Recently, Gary Lineker was criticised for comparing Suella Braverman’s Illegal Migration Bill to Nazi Germany, bringing the Holocaust into politics. He tweeted:
“This is just an immeasurably cruel policy directed at the most vulnerable people in language that is not dissimilar to that used by Germany in the ’30s, and I’m out of order?”
Is it wrong for these people to use the Holocaust in politics? Or does it just show that we are learning from the past?
HYPOCRISY AT ITS FINEST
In the BBC’s Political Thinking podcast, Suella Braverman responded to Gary Lineker’s tweet. She said it: “diminishes the unspeakable tragedy”, a rational, cogent, and understandable response. So far, so good. However, Braverman then said: “to hear that characterisation is offensive because – as you said – my husband is Jewish, my children are therefore directly descendant from people who were murdered in gas chambers during the Holocaust”.
In linking herself to the victims of the Holocaust, Braverman seeks to redirect Lineker’s criticism. Even though his way of communicating was problematic, his point still stands – Braverman’s bill is undeniably abhorrent.
The Illegal Migration Bill proposes annual limits on places that are provided for legal migrants and prohibits those entering illegally (and their children) from acquiring citizenship. Also, recovery periods and support would be taken away from migrants that are victims of modern slavery and/or trafficking. During the first 28 days of detention, migrants would not be allowed to apply for immigration bail or judicial review, and it would mean asylum seekers that aren’t from pre-approved countries would be deported to third party states, where they may not speak the language, have likely never travelled, and are not citizens of.

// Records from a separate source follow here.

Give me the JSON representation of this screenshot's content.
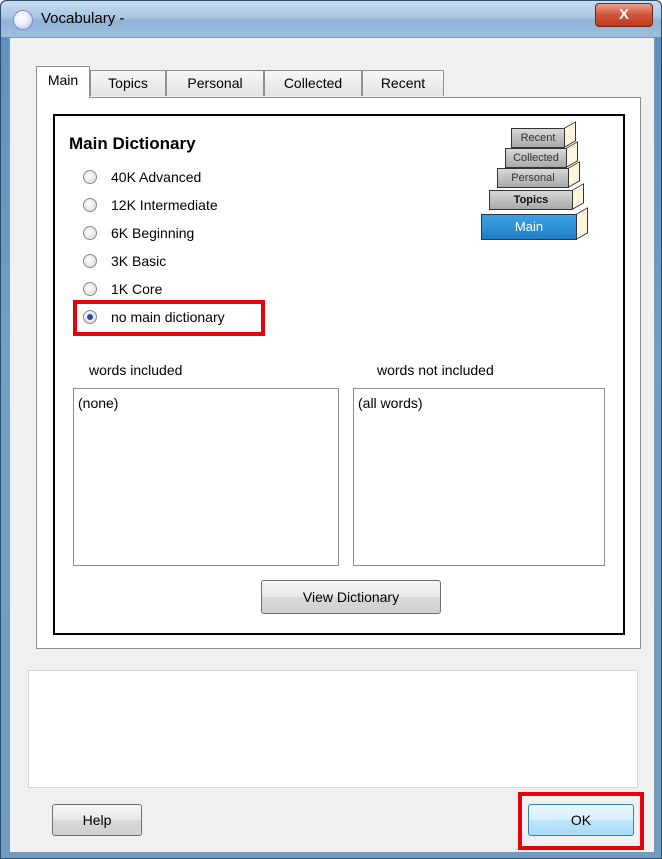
{
  "window": {
    "title": "Vocabulary -",
    "close_glyph": "X"
  },
  "tabs": [
    {
      "label": "Main",
      "active": true
    },
    {
      "label": "Topics",
      "active": false
    },
    {
      "label": "Personal",
      "active": false
    },
    {
      "label": "Collected",
      "active": false
    },
    {
      "label": "Recent",
      "active": false
    }
  ],
  "main": {
    "heading": "Main Dictionary",
    "options": [
      {
        "label": "40K Advanced",
        "checked": false
      },
      {
        "label": "12K Intermediate",
        "checked": false
      },
      {
        "label": "6K Beginning",
        "checked": false
      },
      {
        "label": "3K Basic",
        "checked": false
      },
      {
        "label": "1K Core",
        "checked": false
      },
      {
        "label": "no main dictionary",
        "checked": true
      }
    ],
    "books": [
      "Recent",
      "Collected",
      "Personal",
      "Topics",
      "Main"
    ],
    "included_label": "words included",
    "included_value": "(none)",
    "not_included_label": "words not included",
    "not_included_value": "(all words)",
    "view_button": "View Dictionary"
  },
  "footer": {
    "help_button": "Help",
    "ok_button": "OK"
  },
  "colors": {
    "highlight": "#e8000b",
    "main_book": "#1f7ec6"
  },
  "icons": {
    "app": "app-icon",
    "close": "close-icon",
    "books": "books-stack-icon"
  }
}
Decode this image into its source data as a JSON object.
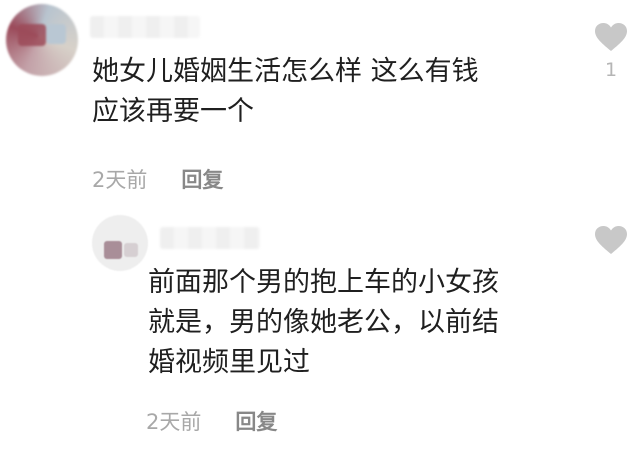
{
  "comments": [
    {
      "text_lines": [
        "她女儿婚姻生活怎么样 这么有钱",
        "应该再要一个"
      ],
      "time": "2天前",
      "reply_label": "回复",
      "like_count": "1",
      "like_icon": "heart-icon"
    },
    {
      "text_lines": [
        "前面那个男的抱上车的小女孩",
        "就是，男的像她老公，以前结",
        "婚视频里见过"
      ],
      "time": "2天前",
      "reply_label": "回复",
      "like_count": "",
      "like_icon": "heart-icon"
    }
  ],
  "colors": {
    "text": "#1f1f1f",
    "meta_time": "#a8a8a8",
    "reply": "#888888",
    "heart": "#c8c8c8"
  }
}
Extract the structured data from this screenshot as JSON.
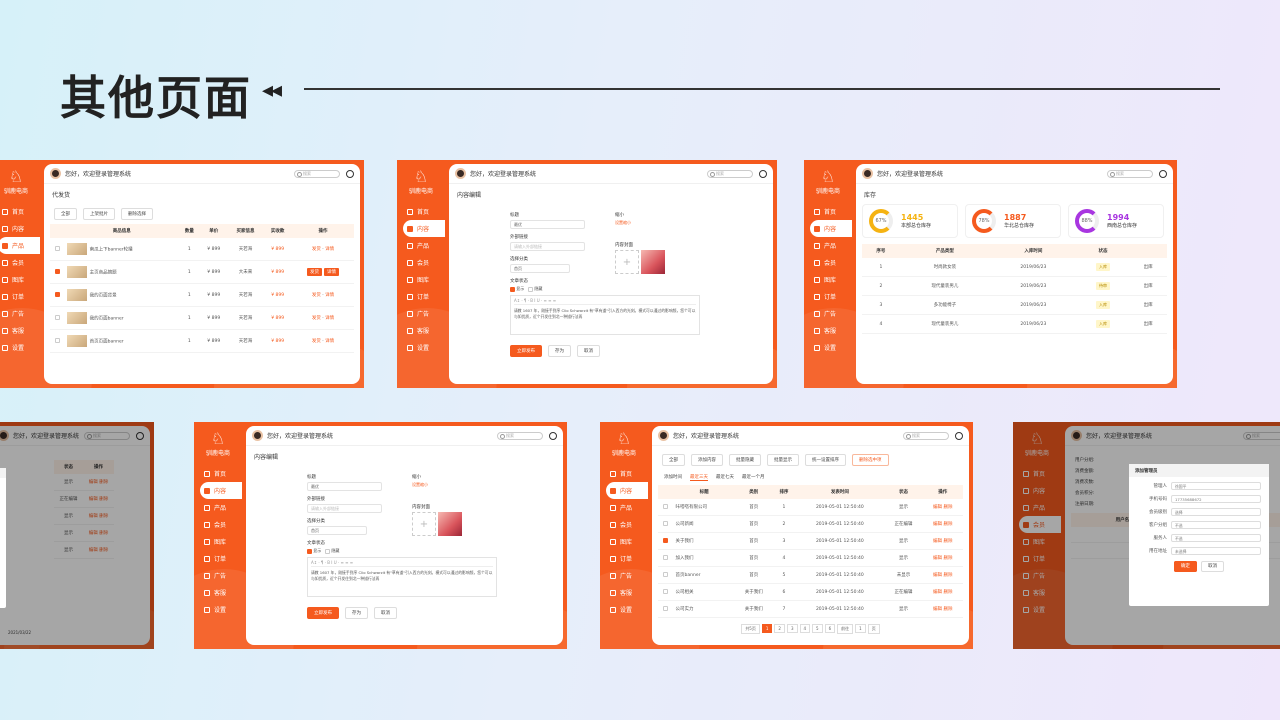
{
  "page": {
    "title": "其他页面",
    "deco": "◂◂"
  },
  "shared": {
    "greeting": "您好，欢迎登录管理系统",
    "search_placeholder": "搜索",
    "logo_text": "驯鹿电商",
    "nav": [
      "首页",
      "内容",
      "产品",
      "会员",
      "图库",
      "订单",
      "广告",
      "客服",
      "设置"
    ]
  },
  "card1": {
    "breadcrumb": "代发货",
    "buttons": [
      "全部",
      "上架批片",
      "删除选择"
    ],
    "columns": [
      "商品信息",
      "数量",
      "单价",
      "买家信息",
      "实收款",
      "操作"
    ],
    "rows": [
      {
        "name": "南瓜上下banner轮播",
        "qty": "1",
        "price": "¥ 899",
        "buyer": "天若海",
        "paid": "¥ 899",
        "checked": false
      },
      {
        "name": "主页商品摘题",
        "qty": "1",
        "price": "¥ 899",
        "buyer": "大未来",
        "paid": "¥ 899",
        "checked": true
      },
      {
        "name": "我的页面背景",
        "qty": "1",
        "price": "¥ 899",
        "buyer": "天若海",
        "paid": "¥ 899",
        "checked": true
      },
      {
        "name": "我的页面banner",
        "qty": "1",
        "price": "¥ 899",
        "buyer": "天若海",
        "paid": "¥ 899",
        "checked": false
      },
      {
        "name": "首页页面banner",
        "qty": "1",
        "price": "¥ 899",
        "buyer": "天若海",
        "paid": "¥ 899",
        "checked": false
      }
    ],
    "actions": [
      "发货",
      "详情"
    ]
  },
  "card2": {
    "breadcrumb": "内容编辑",
    "title_label": "标题",
    "title_value": "最优",
    "link_label": "外部链接",
    "link_placeholder": "请输入外部链接",
    "cat_label": "选择分类",
    "cat_value": "首页",
    "cover_label": "缩小",
    "cover_add": "设置缩小",
    "img_label": "内容封面",
    "status_label": "文章状态",
    "status_opts": [
      "显示",
      "隐藏"
    ],
    "editor_text": "请教 1607 年，刚接手到序 Clio Schwarzit 有\"草有道\"引入西方的光刻。模式可以通过的影响频，您个可以与如优质，近个开发住到北一种描行法再",
    "buttons": [
      "立即发布",
      "存为",
      "取消"
    ]
  },
  "card3": {
    "breadcrumb": "库存",
    "stats": [
      {
        "pct": "67%",
        "value": "1445",
        "label": "本部总仓库存",
        "color": "#f5b312"
      },
      {
        "pct": "78%",
        "value": "1887",
        "label": "华北总仓库存",
        "color": "#f55a1e"
      },
      {
        "pct": "88%",
        "value": "1994",
        "label": "西南总仓库存",
        "color": "#a836e0"
      }
    ],
    "columns": [
      "序号",
      "产品类型",
      "入库时间",
      "状态",
      ""
    ],
    "rows": [
      {
        "no": "1",
        "type": "时尚款女装",
        "date": "2019/06/23",
        "status": "入库",
        "op": "出库"
      },
      {
        "no": "2",
        "type": "现代童装男儿",
        "date": "2019/06/23",
        "status": "待审",
        "op": "出库"
      },
      {
        "no": "3",
        "type": "多功能椅子",
        "date": "2019/06/23",
        "status": "入库",
        "op": "出库"
      },
      {
        "no": "4",
        "type": "现代童装男儿",
        "date": "2019/06/23",
        "status": "入库",
        "op": "出库"
      }
    ]
  },
  "card5": {
    "breadcrumb": "内容编辑"
  },
  "card6": {
    "breadcrumb": "内容管理",
    "toolbar": [
      "全部",
      "添加内容",
      "批量隐藏",
      "批量显示",
      "统一设置排序",
      "删除选中项"
    ],
    "filters": [
      "添加时间",
      "最近三天",
      "最近七天",
      "最近一个月"
    ],
    "columns": [
      "标题",
      "类别",
      "排序",
      "发表时间",
      "状态",
      "操作"
    ],
    "rows": [
      {
        "title": "咔嗒嗒有限公司",
        "cat": "首页",
        "sort": "1",
        "time": "2019-05-01 12:50:40",
        "status": "显示",
        "checked": false
      },
      {
        "title": "公司新闻",
        "cat": "首页",
        "sort": "2",
        "time": "2019-05-01 12:50:40",
        "status": "正在编辑",
        "checked": false
      },
      {
        "title": "关于我们",
        "cat": "首页",
        "sort": "3",
        "time": "2019-05-01 12:50:40",
        "status": "显示",
        "checked": true
      },
      {
        "title": "加入我们",
        "cat": "首页",
        "sort": "4",
        "time": "2019-05-01 12:50:40",
        "status": "显示",
        "checked": false
      },
      {
        "title": "首页banner",
        "cat": "首页",
        "sort": "5",
        "time": "2019-05-01 12:50:40",
        "status": "未显示",
        "checked": false
      },
      {
        "title": "公司相关",
        "cat": "关于我们",
        "sort": "6",
        "time": "2019-05-01 12:50:40",
        "status": "正在编辑",
        "checked": false
      },
      {
        "title": "公司实力",
        "cat": "关于我们",
        "sort": "7",
        "time": "2019-05-01 12:50:40",
        "status": "显示",
        "checked": false
      }
    ],
    "row_actions": [
      "编辑",
      "删除"
    ],
    "pager": [
      "共5页",
      "1",
      "2",
      "3",
      "4",
      "5",
      "6",
      "前往",
      "1",
      "页"
    ]
  },
  "card4": {
    "fields": [
      "",
      "",
      "",
      "",
      "",
      "",
      ""
    ],
    "columns": [
      "状态",
      "操作"
    ],
    "rows": [
      "显示",
      "正在编辑",
      "显示",
      "显示",
      "显示"
    ],
    "actions": [
      "编辑",
      "删除"
    ],
    "footer": "2021/03/22"
  },
  "card7": {
    "breadcrumb": "会员管理",
    "modal_title": "添加管理员",
    "fields": [
      {
        "label": "管理人",
        "value": "徐国平"
      },
      {
        "label": "手机号码",
        "value": "17735688672"
      },
      {
        "label": "会员级别",
        "value": "选择"
      },
      {
        "label": "客户分组",
        "value": "不选"
      },
      {
        "label": "服务人",
        "value": "不选"
      },
      {
        "label": "用在地址",
        "value": "未选择"
      }
    ],
    "buttons": [
      "确定",
      "取消"
    ],
    "bg_labels": [
      "用户分组:",
      "消费金额:",
      "消费次数:",
      "会员积分:",
      "注册日期:"
    ],
    "bg_cols": [
      "用户名",
      "会员级别"
    ]
  }
}
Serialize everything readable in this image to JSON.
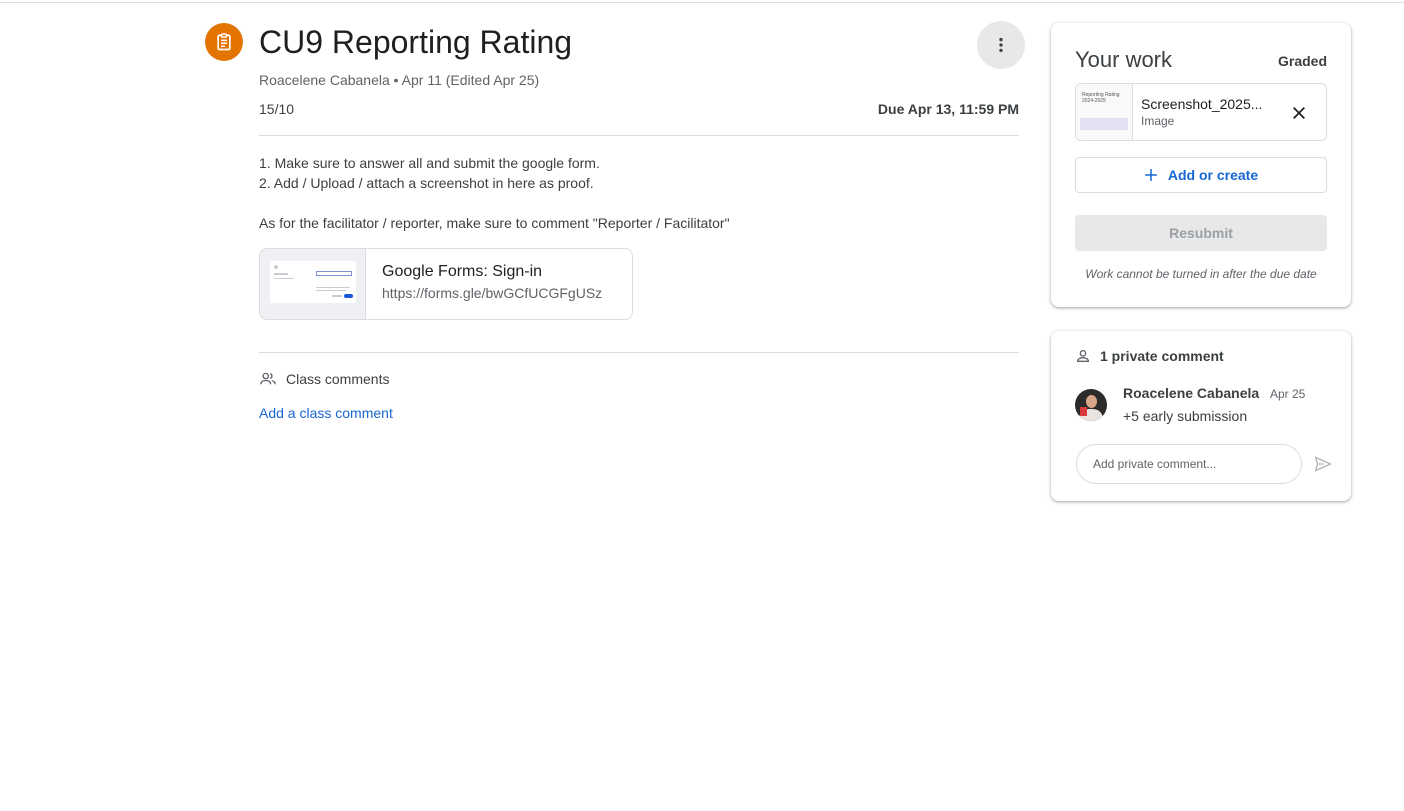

Ironically, Braverman’s bill would prevent victims of war and persecution, much like her husband’s Jewish ancestors she eagerly invoked, from seeking asylum. Braverman is no better than Lineker: she deploys her husband’s ancestors as a tool to gain support and dodge hard-hitting criticism. If she truly cared about the Holocaust’s victims, she wouldn’t be planning to withhold sanctuary from desperate people in the first place. In so doing, she has unintentionally exposed her hypocrisy.
Is there a pattern of holocaust analogies?
There are various other public figures and politicians who have made Lineker-esque comparison. This includes Conservative MP Andrew Bridgen. In speaking about Covid vaccines, he tweeted:
does ideology make a difference?
We have an example of a left-wing speaker (Lineker) and a right-wing speaker (Bridgen) both using the Holocaust in their politics. While Lineker was temporarily suspended from his role on BBC’s Match of the Day – with the broadcaster facing a wave of vitriol. Andrew Bridgen was first stripped of the Conservative whip before being expelled from the Tory party entirely (for reasons that likely include both the tweet and his illicit lobbying) in January 2023.
The disparate outcomes of Lineker and Bridgen’s cases seem to indicate a miscarriage of justice. However, it is important to consider the contexts in which their remarks were made. Of the two, Bridgen’s actions are unequivocally worse, because he is misinformed and willingly spreading that same misinformation to others. Also, we must also take his role as Member of Parliament into account, a position of great authority and responsibility. Bridgen ignored his duty to always consider his constituents’ best interests, instead feeding them false information.
But Isn’t this how we learn from the past?
It can be argued that bringing historical events, like the Holocaust, into political arguments shows reluctance to repeat the errors of the past. It shows that we are conscious of the need for progress. However, there are better ways of communicating this risk of regression without reappropriating tragedies that have occurred, the effects of which are still being felt by people today. These public figures should be much more specific in their analogies, rather than vaguely referencing a genocide that spanned over a decade.
Perhaps it would be more effective to use a quotation from an old speech, or a specific bill passed. While public figures have no formal obligation to strengthen their knowledge and amend their lazy language, it might be in their interests for them to do some thorough research on a topic they continue to mention. After all, for how much longer can Bridgen hold onto his role as an MP? In a world where information confers power, prestige, and legitimacy, public figures can ill afford to remain so hopelessly ignorant.